Bukovsky's and Bonner's harsh words are directed at the unsavory alliances that they believe the United States is entering in the war against terrorism -- and, specifically, at our new friendship with Russia.

Their letter, which appeared in the conservative Web magazine FrontPage on March 10, has received virtually no publicity. Yet its message is worth hearing.

Bukovsky and Bonner paint a troubling picture of Russia in 2003. ''The KGB has won,'' they write startlingly. ''After 10 years of some hesitant, half-hearted attempts at reform, the power was handed back to them, once again, and they were very quick to reestablish their authority throughout the country.''

They cite the crackdown on the independent media and the prosecutions of whistleblowers who have spoken out against military abuses. They also point to Chechnya, where, they assert, Russia is waging nothing less than a genocidal war.

''The danger of `partnership' with criminal regimes,'' write Bukovsky and Bonner, ''is that they never stop until they make you an accomplice in their crimes. Slowly but surely, the Russian rulers force their Western partners to accept their crimes in Chechnya as a part of common struggle with terrorism.''

Before Sept. 11, they note, criticism from the West exerted at least some restraint on Russia's rampant abuses in Chechnya; now, even that is gone. And the Bush administration, they say, had blacklisted Chechen groups as ''terrorist organizations'' solely on the word of the Russian security service, the FSB (the KGB's successor).

Principles aside, Bukovsky and Bonner argue that these compromises are buying us an untrustworthy partner. They point out that Russia is still secretly selling military equipment to the ''axis of evil countries.'' They are particularly appalled by British Prime Minister Tony Blair's praise for Russia's ''vast experience in fighting terrorism.''

Actually, they point out, ''Russia, in its former incarnation as the Soviet Union, has practically invented modern political terrorism, elevating it to the level of state policy.'' For decades, it armed and otherwise aided terrorist groups around the world, as well as rogue states including Iraq. Perhaps Bukovsky and Bonner are painting too gloomy and too one-sided a picture. They seem to disregard credible claims of the involvement of radical Islamic terrorists, including Al Qaeda, in the struggle of the Chechen rebels. They may exaggerate Russia's backsliding toward authoritarianism.

Still, their concerns are firmly grounded in reality. Two days after the publication of their letter, Putin issued decrees expanding the FSB's turf, giving it back some of the functions of the old KGB -- overseeing border control and protecting the security of government communications. Many saw this as yet another step in tightening the KGB's grip on the country. ''They are re-creating the old monster,'' warned Ludmila Alexeyeva, head of the Moscow Helsinki Group, a human rights organization.

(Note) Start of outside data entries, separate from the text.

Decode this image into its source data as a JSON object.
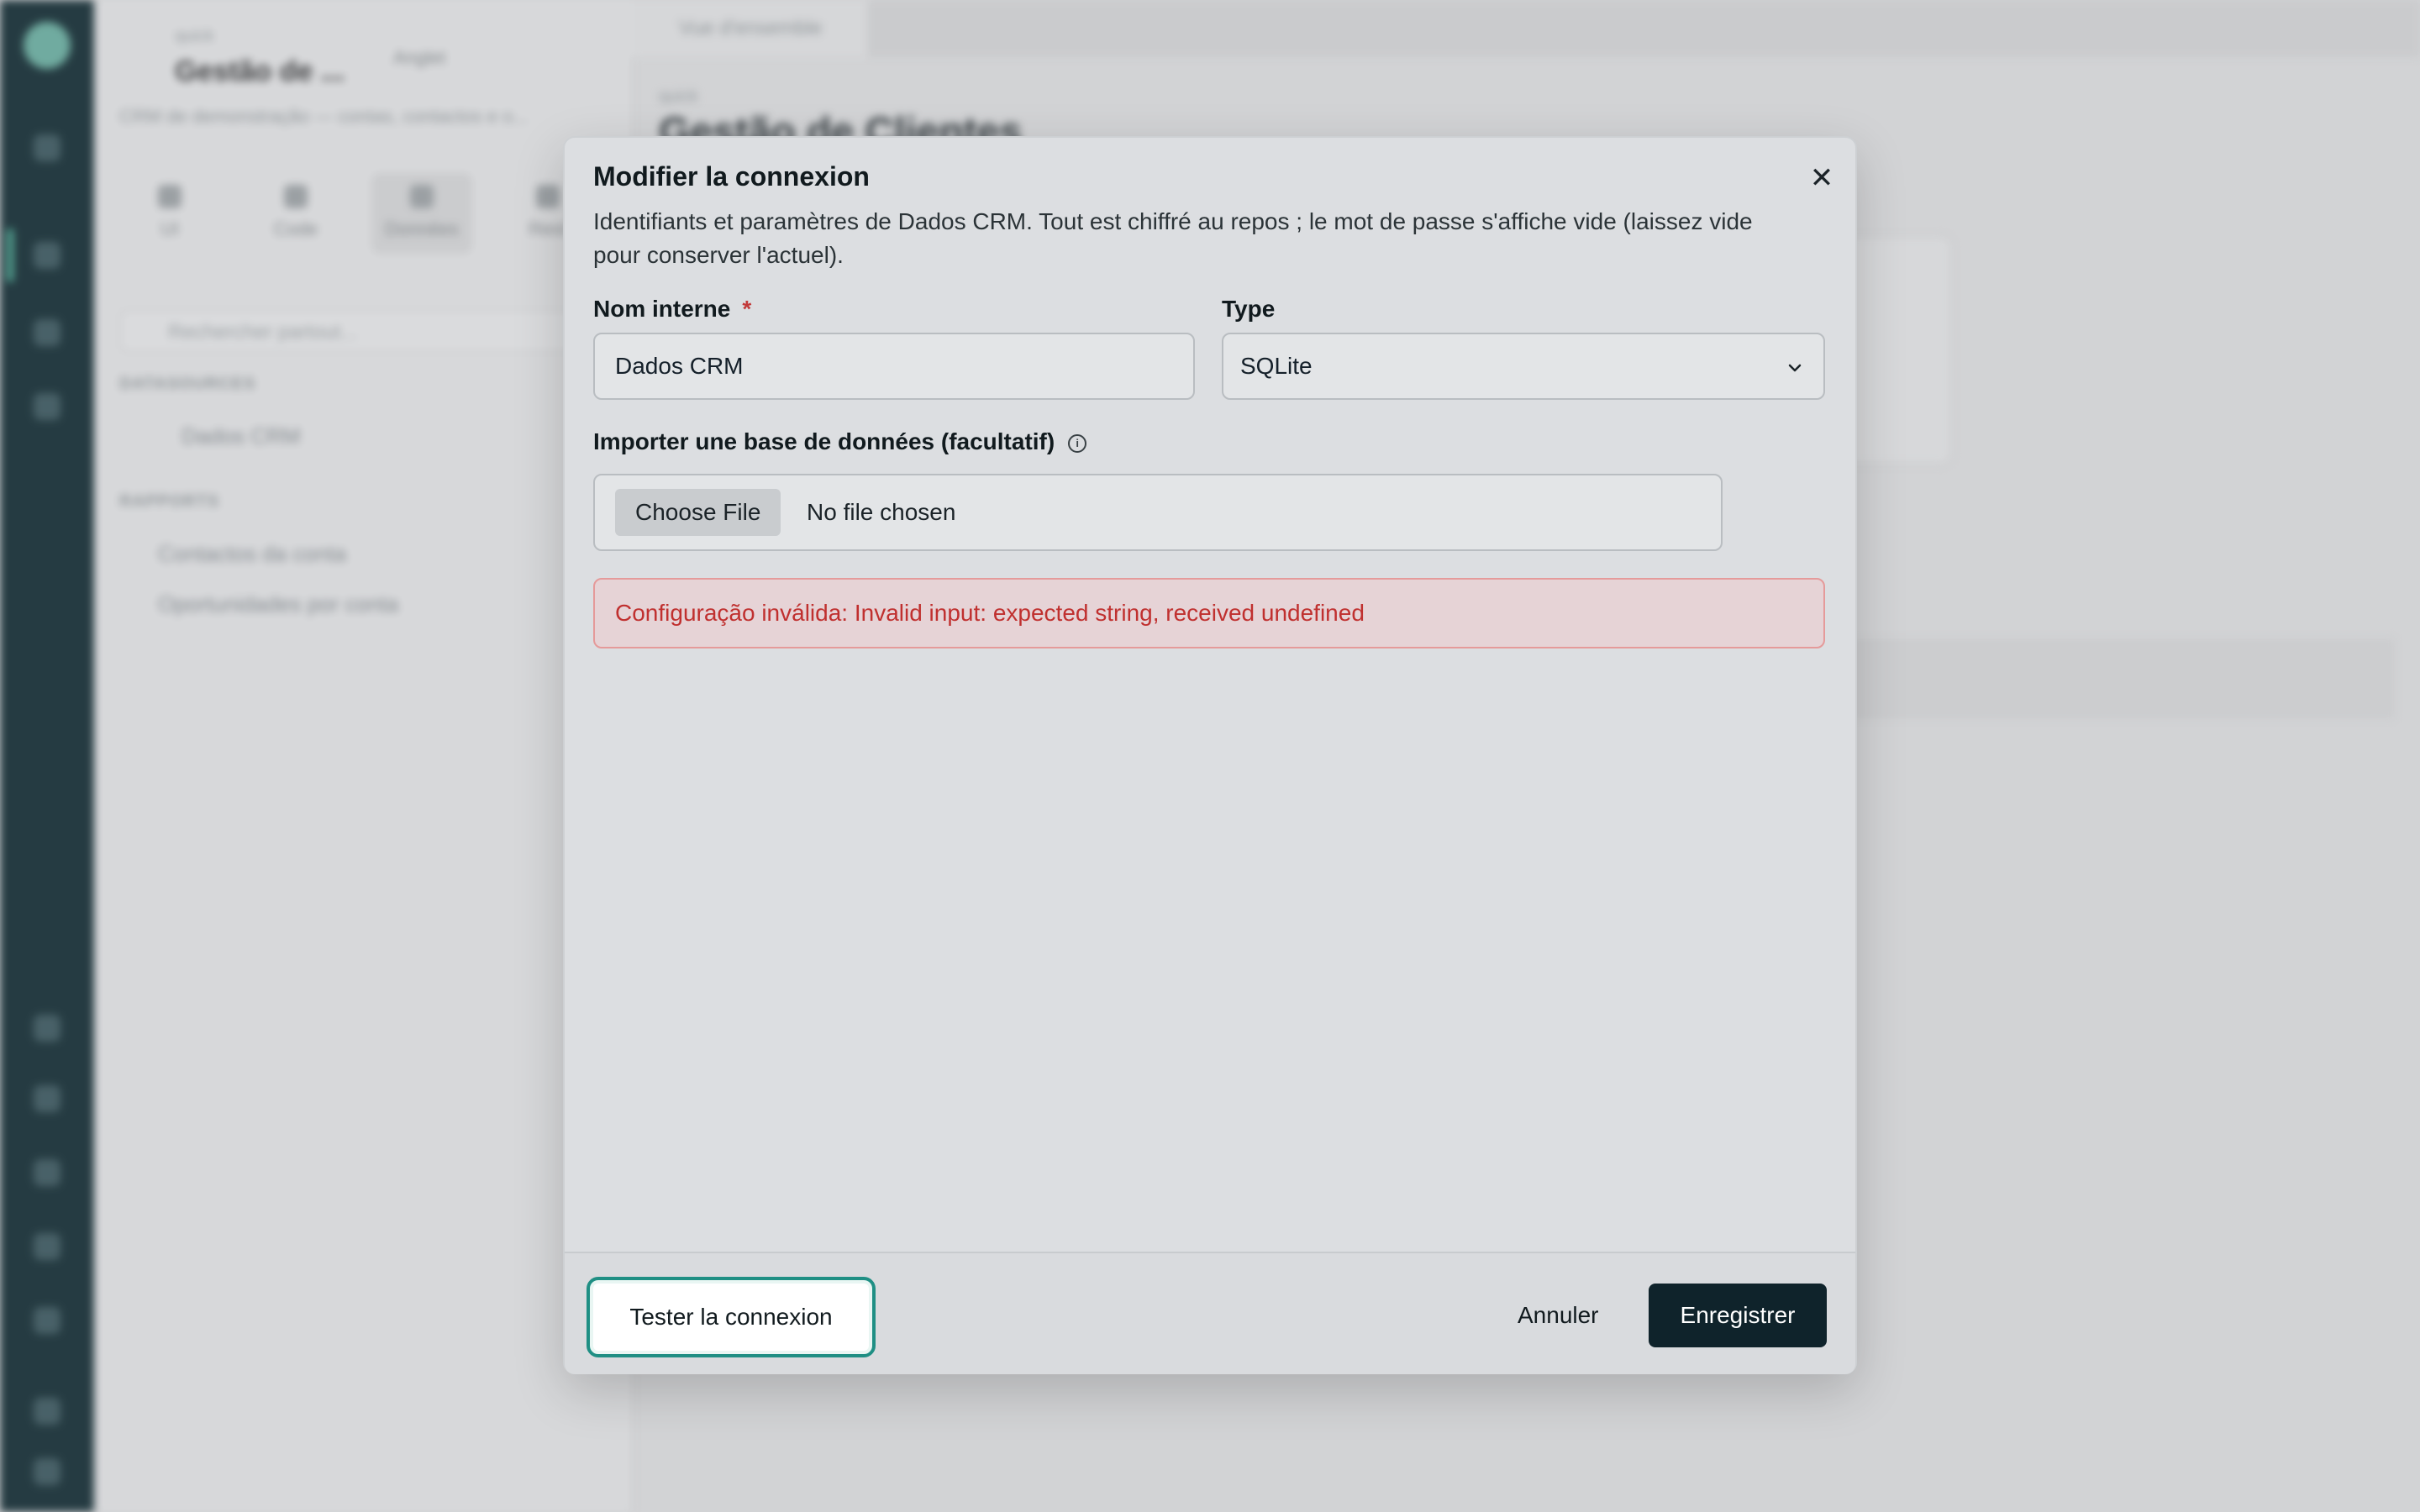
{
  "background": {
    "sidebar": {
      "caption": "quick",
      "title": "Gestão de ...",
      "user": "Anglet",
      "subtitle": "CRM de demonstração — contas, contactos e o...",
      "tabs": [
        "UI",
        "Code",
        "Données",
        "Rest"
      ],
      "search_placeholder": "Rechercher partout...",
      "section_datasources": "DATASOURCES",
      "datasource_item": "Dados CRM",
      "section_reports": "RAPPORTS",
      "reports": [
        "Contactos da conta",
        "Oportunidades por conta"
      ]
    },
    "main": {
      "tab_label": "Vue d'ensemble",
      "caption": "quick",
      "title": "Gestão de Clientes"
    }
  },
  "modal": {
    "title": "Modifier la connexion",
    "close_icon": "close-icon",
    "description": "Identifiants et paramètres de Dados CRM. Tout est chiffré au repos ; le mot de passe s'affiche vide (laissez vide pour conserver l'actuel).",
    "name_field": {
      "label": "Nom interne",
      "required_mark": "*",
      "value": "Dados CRM"
    },
    "type_field": {
      "label": "Type",
      "value": "SQLite"
    },
    "import_field": {
      "label": "Importer une base de données (facultatif)",
      "button_label": "Choose File",
      "status": "No file chosen"
    },
    "error_message": "Configuração inválida: Invalid input: expected string, received undefined",
    "footer": {
      "test_label": "Tester la connexion",
      "cancel_label": "Annuler",
      "save_label": "Enregistrer"
    }
  },
  "colors": {
    "primary": "#0f232b",
    "focus_ring": "#1f8f84",
    "error": "#c0302f",
    "rail": "#0f2a30"
  }
}
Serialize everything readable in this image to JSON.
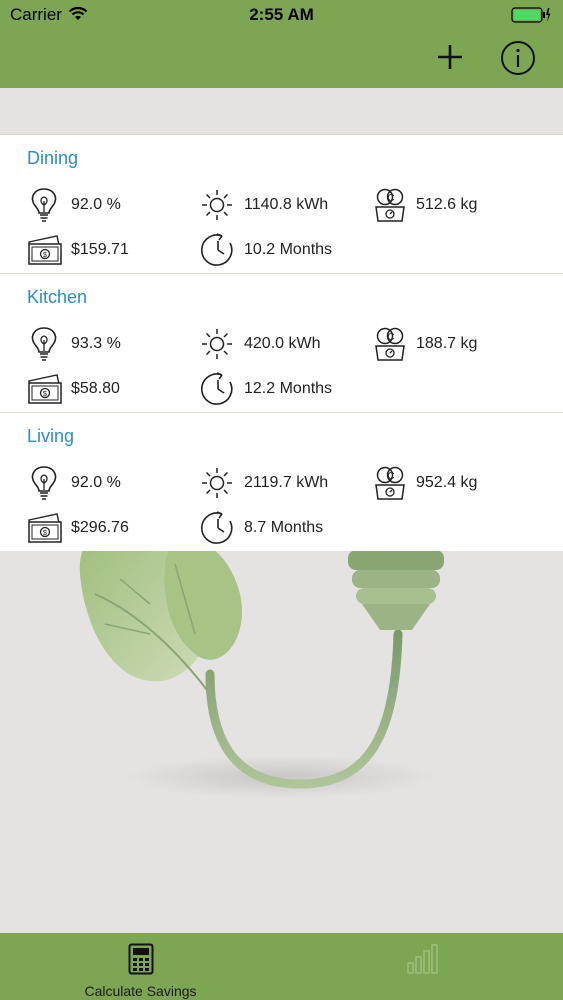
{
  "status_bar": {
    "carrier": "Carrier",
    "time": "2:55 AM"
  },
  "nav": {
    "add_icon": "plus-icon",
    "info_icon": "info-icon"
  },
  "rooms": [
    {
      "name": "Dining",
      "efficiency": "92.0 %",
      "energy": "1140.8 kWh",
      "co2": "512.6 kg",
      "savings": "$159.71",
      "payback": "10.2 Months"
    },
    {
      "name": "Kitchen",
      "efficiency": "93.3 %",
      "energy": "420.0 kWh",
      "co2": "188.7 kg",
      "savings": "$58.80",
      "payback": "12.2 Months"
    },
    {
      "name": "Living",
      "efficiency": "92.0 %",
      "energy": "2119.7 kWh",
      "co2": "952.4 kg",
      "savings": "$296.76",
      "payback": "8.7 Months"
    }
  ],
  "tabs": [
    {
      "label": "Calculate Savings",
      "icon": "calculator-icon",
      "active": true
    },
    {
      "label": "",
      "icon": "bar-chart-icon",
      "active": false
    }
  ],
  "colors": {
    "accent": "#7da653",
    "title_blue": "#2a8ccf",
    "background": "#e4e3e2"
  }
}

One could argue that we can't afford to be too picky about choosing our allies in the war against terrorism. Bukovsky and Bonner warn against such a view, and not just on idealistic grounds.

''There is nothing more dangerous in the war of ideas than the `realpolitik' approach which brought us so many disasters in the past,'' they write. ''After all, was not Osama bin Laden a byproduct of a similar `marriage of convenience' at one point? Was it not true also in the case of Saddam Hussein? . . . Will the United States ever learn this lesson, or will it continue forever to build up new enemies while fighting present ones?''

As we appear to be headed toward war, we would do well to heed this warning.